И резко оттолкнувшись от решётки, отпрыгнул назад.
— Ложь! — крикнул он. — Сколько лет я дарю людям славу?! Сколько? Сегодня проводил ещё одного… Вы, вы все — не видите того, что вижу я. Перед смертью вы просите у меня не славы, не вечности, не мраморной доски с золотыми буквами, хотя вы все до последнего мига перед выходом на сцену корчите героев, и на каждом углу готовы кричать о своей готовности красиво умереть на сцене. Нет, не о том вы просите! Неужели ты до сих пор не понял, что я вижу всё? Действительно ВСЁ! Всё — во всех! До косточки, до прожилочки, до требухи, до самого мельчайшего капилляра… И что? Что вы просите у меня, когда слава накрывает вас? Да не просто, а с головой, так, что не продохнуть. Вы просите той самой, конечной, прежней, простенькой вашей жизни. Конечной, но с иллюзией бесконечности. А что, у вас раньше этого не было? Было, дорогие мои, бессмертные! Вы конца своим дням не видели, а теперь видите, но… Как же — слава, вечность! Всё решено! Чёрта с два… Часть себя вы хотите не оставить, а навязать. С гарантией. Так, чтобы смерть ваша у всех в головах засела. Так, чтобы крик ваш последний никто, ни один гад в зрительном зале не посмел из ушей выбросить. Это мы пускаем вас в пантеон с чёрного хода. А вы даже не спрашиваете при этом, есть ли там для вас места. Потому что точно знаете — есть! Потому что ведём вас мы. Мы указываем вам путь. Хорошо?

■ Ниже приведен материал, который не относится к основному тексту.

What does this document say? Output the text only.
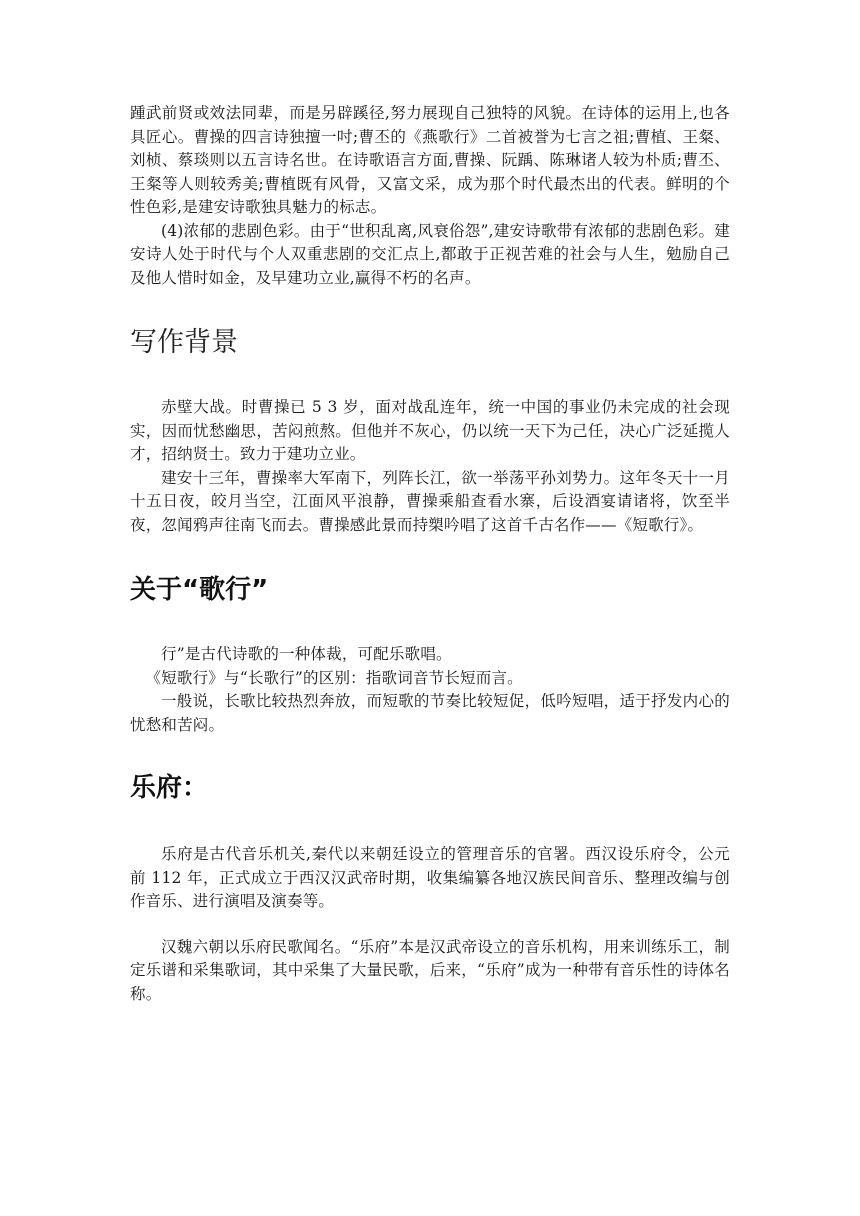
踵武前贤或效法同辈，而是另辟蹊径,努力展现自己独特的风貌。在诗体的运用上,也各具匠心。曹操的四言诗独擅一吋;曹丕的《燕歌行》二首被誉为七言之祖;曹植、王粲、刘桢、蔡琰则以五言诗名世。在诗歌语言方面,曹操、阮踽、陈琳诸人较为朴质;曹丕、王粲等人则较秀美;曹植既有风骨，又富文采，成为那个时代最杰出的代表。鲜明的个性色彩,是建安诗歌独具魅力的标志。

(4)浓郁的悲剧色彩。由于“世积乱离,风衰俗怨”,建安诗歌带有浓郁的悲剧色彩。建安诗人处于时代与个人双重悲剧的交汇点上,都敢于正视苦难的社会与人生，勉励自己及他人惜时如金，及早建功立业,赢得不朽的名声。

写作背景

赤壁大战。时曹操已 5 3 岁，面对战乱连年，统一中国的事业仍未完成的社会现实，因而忧愁幽思，苦闷煎熬。但他并不灰心，仍以统一天下为己任，决心广泛延揽人才，招纳贤士。致力于建功立业。

建安十三年，曹操率大军南下，列阵长江，欲一举荡平孙刘势力。这年冬天十一月十五日夜，皎月当空，江面风平浪静，曹操乘船查看水寨，后设酒宴请诸将，饮至半夜，忽闻鸦声往南飞而去。曹操感此景而持槊吟唱了这首千古名作——《短歌行》。

关于“歌行”

行”是古代诗歌的一种体裁，可配乐歌唱。

《短歌行》与“长歌行”的区别：指歌词音节长短而言。

一般说，长歌比较热烈奔放，而短歌的节奏比较短促，低吟短唱，适于抒发内心的忧愁和苦闷。

乐府：

乐府是古代音乐机关,秦代以来朝廷设立的管理音乐的官署。西汉设乐府令，公元前 112 年，正式成立于西汉汉武帝时期，收集编纂各地汉族民间音乐、整理改编与创作音乐、进行演唱及演奏等。

汉魏六朝以乐府民歌闻名。“乐府”本是汉武帝设立的音乐机构，用来训练乐工，制定乐谱和采集歌词，其中采集了大量民歌，后来，“乐府”成为一种带有音乐性的诗体名称。
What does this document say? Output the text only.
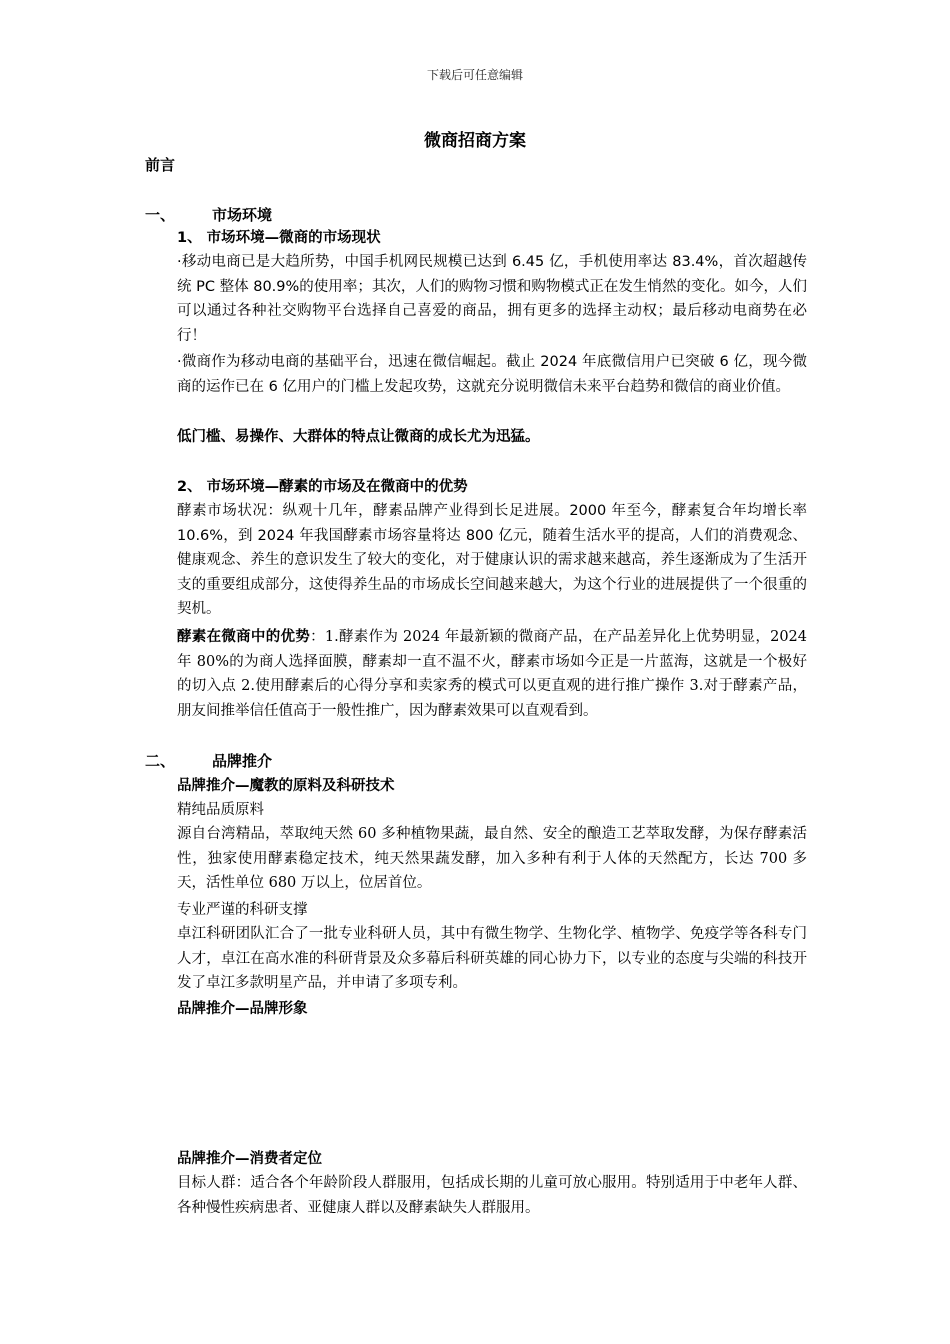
下载后可任意编辑
微商招商方案
前言
一、 市场环境
1、 市场环境—微商的市场现状
·移动电商已是大趋所势，中国手机网民规模已达到 6.45 亿，手机使用率达 83.4%，首次超越传统 PC 整体 80.9%的使用率；其次，人们的购物习惯和购物模式正在发生悄然的变化。如今，人们可以通过各种社交购物平台选择自己喜爱的商品，拥有更多的选择主动权；最后移动电商势在必行！
·微商作为移动电商的基础平台，迅速在微信崛起。截止 2024 年底微信用户已突破 6 亿，现今微商的运作已在 6 亿用户的门槛上发起攻势，这就充分说明微信未来平台趋势和微信的商业价值。
低门槛、易操作、大群体的特点让微商的成长尤为迅猛。
2、 市场环境—酵素的市场及在微商中的优势
酵素市场状况：纵观十几年，酵素品牌产业得到长足进展。2000 年至今，酵素复合年均增长率 10.6%，到 2024 年我国酵素市场容量将达 800 亿元，随着生活水平的提高，人们的消费观念、健康观念、养生的意识发生了较大的变化，对于健康认识的需求越来越高，养生逐渐成为了生活开支的重要组成部分，这使得养生品的市场成长空间越来越大，为这个行业的进展提供了一个很重的契机。
酵素在微商中的优势：1.酵素作为 2024 年最新颖的微商产品，在产品差异化上优势明显，2024 年 80%的为商人选择面膜，酵素却一直不温不火，酵素市场如今正是一片蓝海，这就是一个极好的切入点 2.使用酵素后的心得分享和卖家秀的模式可以更直观的进行推广操作 3.对于酵素产品，朋友间推举信任值高于一般性推广，因为酵素效果可以直观看到。
二、 品牌推介
品牌推介—魔教的原料及科研技术
精纯品质原料
源自台湾精品，萃取纯天然 60 多种植物果蔬，最自然、安全的酿造工艺萃取发酵，为保存酵素活性，独家使用酵素稳定技术，纯天然果蔬发酵，加入多种有利于人体的天然配方，长达 700 多天，活性单位 680 万以上，位居首位。
专业严谨的科研支撑
卓江科研团队汇合了一批专业科研人员，其中有微生物学、生物化学、植物学、免疫学等各科专门人才，卓江在高水准的科研背景及众多幕后科研英雄的同心协力下，以专业的态度与尖端的科技开发了卓江多款明星产品，并申请了多项专利。
品牌推介—品牌形象
品牌推介—消费者定位
目标人群：适合各个年龄阶段人群服用，包括成长期的儿童可放心服用。特别适用于中老年人群、各种慢性疾病患者、亚健康人群以及酵素缺失人群服用。
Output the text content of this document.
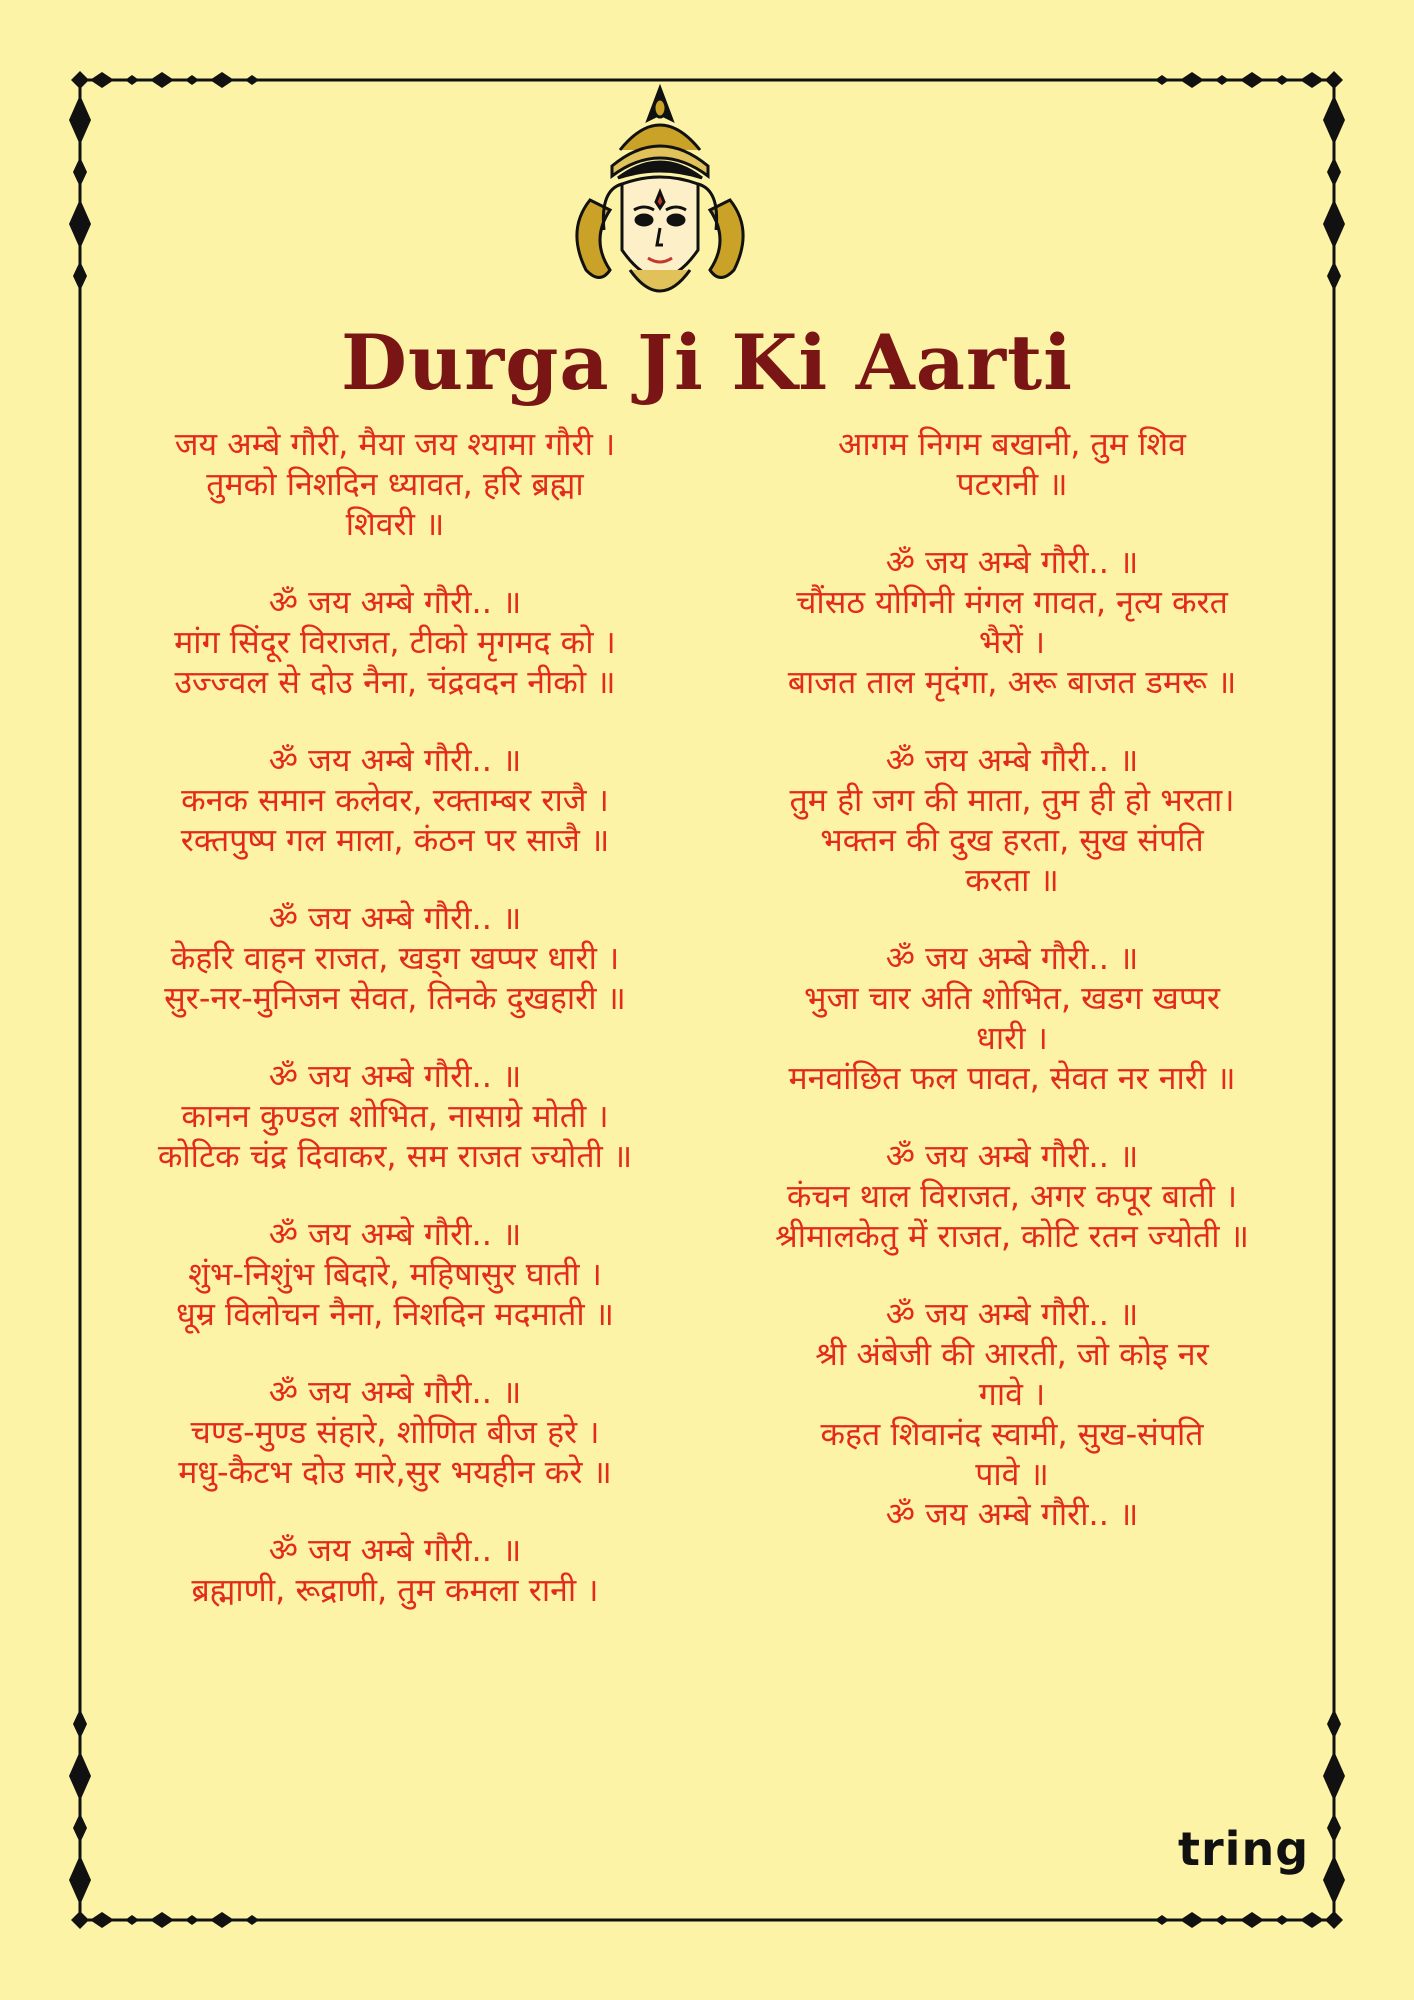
Durga Ji Ki Aarti
जय अम्बे गौरी, मैया जय श्यामा गौरी ।
तुमको निशदिन ध्यावत, हरि ब्रह्मा
शिवरी ॥
ॐ जय अम्बे गौरी.. ॥
मांग सिंदूर विराजत, टीको मृगमद को ।
उज्ज्वल से दोउ नैना, चंद्रवदन नीको ॥
ॐ जय अम्बे गौरी.. ॥
कनक समान कलेवर, रक्ताम्बर राजै ।
रक्तपुष्प गल माला, कंठन पर साजै ॥
ॐ जय अम्बे गौरी.. ॥
केहरि वाहन राजत, खड्ग खप्पर धारी ।
सुर-नर-मुनिजन सेवत, तिनके दुखहारी ॥
ॐ जय अम्बे गौरी.. ॥
कानन कुण्डल शोभित, नासाग्रे मोती ।
कोटिक चंद्र दिवाकर, सम राजत ज्योती ॥
ॐ जय अम्बे गौरी.. ॥
शुंभ-निशुंभ बिदारे, महिषासुर घाती ।
धूम्र विलोचन नैना, निशदिन मदमाती ॥
ॐ जय अम्बे गौरी.. ॥
चण्ड-मुण्ड संहारे, शोणित बीज हरे ।
मधु-कैटभ दोउ मारे,सुर भयहीन करे ॥
ॐ जय अम्बे गौरी.. ॥
ब्रह्माणी, रूद्राणी, तुम कमला रानी ।
आगम निगम बखानी, तुम शिव
पटरानी ॥
ॐ जय अम्बे गौरी.. ॥
चौंसठ योगिनी मंगल गावत, नृत्य करत
भैरों ।
बाजत ताल मृदंगा, अरू बाजत डमरू ॥
ॐ जय अम्बे गौरी.. ॥
तुम ही जग की माता, तुम ही हो भरता।
भक्तन की दुख हरता, सुख संपति
करता ॥
ॐ जय अम्बे गौरी.. ॥
भुजा चार अति शोभित, खडग खप्पर
धारी ।
मनवांछित फल पावत, सेवत नर नारी ॥
ॐ जय अम्बे गौरी.. ॥
कंचन थाल विराजत, अगर कपूर बाती ।
श्रीमालकेतु में राजत, कोटि रतन ज्योती ॥
ॐ जय अम्बे गौरी.. ॥
श्री अंबेजी की आरती, जो कोइ नर
गावे ।
कहत शिवानंद स्वामी, सुख-संपति
पावे ॥
ॐ जय अम्बे गौरी.. ॥
tring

— Хорошо, — ответил я. — Мы всё сказали друг другу?
И зевнул. Получилось как-то демонстративно.
Теперь я не видел распорядителя. Отпрыгнув, он попал в тень, скрылся полностью во мраке коридора. Мне больше не видны были его глаза, и смятение прошло и холод оставил меня.
Я чувствовал только усталость. И в самом деле захотелось спать.
— Нет, — донёсся из темноты его голос. — Не всё… Я вывожу вас на сцену… Кто знает моё имя? Я — только старший распорядитель. Всё живу и живу…
— Можно попробовать себя в актёрском ремесле, — предложил я. — Передать микрофон кому-нибудь другому, и — але! На сцену! На стол, на плаху, в петлю! И какой выбор, какие сценарии!..
Мне показалось, что он ушёл. Темнота молчала, и ни единого движения не мог в ней угадать. Я стоял у двери и ждал ответа.
Минуты через три, решив, что старший распорядитель и правда покинул меня, раздражённый до крайности моими словами, я повернулся и хотел уж идти спать.
И только тогда услышал:
— Ты красиво умрёшь… И агония твоя будет очень, очень, очень долгой. Ты и представить себе не можешь, какие песни я для тебя закажу. Вот только выдержишь ли ты?
Я хотел ответить ему… Он не дал мне ничего сказать.
— Теперь спи! — приказал он. — А я ухожу.